Addressing the public disputes and claims, Leung held a public press conference in Hong Kong in May 2010 with notable figures of the Hong Kong Martial arts community to present evidence in support of his training history, including:

- Photographic Documentation: Unedited photographs showing Leung Ting alongside Yip Man at private lessons, public martial arts demonstrations, his own wedding, and during the grandmaster's final media interviews.
- Media and Publication Records: The 1972 feature in New Martial Hero magazine (Issue #56, page 31), identified Leung Ting as a 'closed-door' disciple (封門弟子) during an interview with Yip Man; photographs from that interview show was Leung present alongside the grandmaster.

During the press conference Leung publicly threatened a defamation and slander lawsuit unless he received a public apology. Yip Chun has since remained silent on this matter.

The controversy was further fuelled by allegations that Leung altered a photograph with Yip Man to replace the New Martial Hero editor— which Leung denied claiming that the editor of New Martial Hero had pasted his own head over Leung's for the article.

Evidence from Leung shows the original to be uncropped and at a higher resolution to the magazine's published photo.

Critics have also cited a funeral armband worn by Leung during Yip's funeral as suggesting a second generation rank, though the broader photographic and print record continues to be cited as primary evidence of his direct training under Yip Man.

==Other controversy==
On 20 November 2009, Leung was initially convicted of assaulting his former girlfriend, Regina Lip Sik-ying, though he was later cleared.

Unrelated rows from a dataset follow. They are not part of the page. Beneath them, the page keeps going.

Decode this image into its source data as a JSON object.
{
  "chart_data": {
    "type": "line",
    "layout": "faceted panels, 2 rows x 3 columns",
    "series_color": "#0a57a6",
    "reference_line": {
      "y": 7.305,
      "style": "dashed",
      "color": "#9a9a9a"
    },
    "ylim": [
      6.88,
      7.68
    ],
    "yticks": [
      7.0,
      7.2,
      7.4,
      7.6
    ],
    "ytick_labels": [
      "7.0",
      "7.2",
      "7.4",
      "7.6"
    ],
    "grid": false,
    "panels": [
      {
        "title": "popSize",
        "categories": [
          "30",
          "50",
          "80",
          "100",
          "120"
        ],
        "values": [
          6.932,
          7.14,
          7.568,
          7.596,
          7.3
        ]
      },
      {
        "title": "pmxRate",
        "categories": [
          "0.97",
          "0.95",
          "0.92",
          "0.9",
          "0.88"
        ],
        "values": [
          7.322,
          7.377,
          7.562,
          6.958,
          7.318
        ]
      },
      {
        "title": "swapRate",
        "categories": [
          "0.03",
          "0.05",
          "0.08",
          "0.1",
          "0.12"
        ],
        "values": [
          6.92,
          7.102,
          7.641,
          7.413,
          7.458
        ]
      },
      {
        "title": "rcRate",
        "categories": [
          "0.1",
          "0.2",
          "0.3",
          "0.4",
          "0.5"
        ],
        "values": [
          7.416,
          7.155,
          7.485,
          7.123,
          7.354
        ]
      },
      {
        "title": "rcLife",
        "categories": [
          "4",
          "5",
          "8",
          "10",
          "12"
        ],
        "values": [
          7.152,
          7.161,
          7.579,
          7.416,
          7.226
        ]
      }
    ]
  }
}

Lip testified that Leung hit her during an argument involving his ex-wife; Leung testified that she fell after he pulled her down from a window ledge, where she had threatened suicide after he refused to give her USD$5,000 for a plane ticket related to an alleged pregnancy and abortion. Leung shouted 'Objection!’ and even shouted bullshit at the judge during the court case. On 29 April 2010, Court of First Instance Judge Darryl Gordon Saw quashed the conviction, ruling that the medical reports supported Leung's account rather than Lip's, and cleared him of all charges.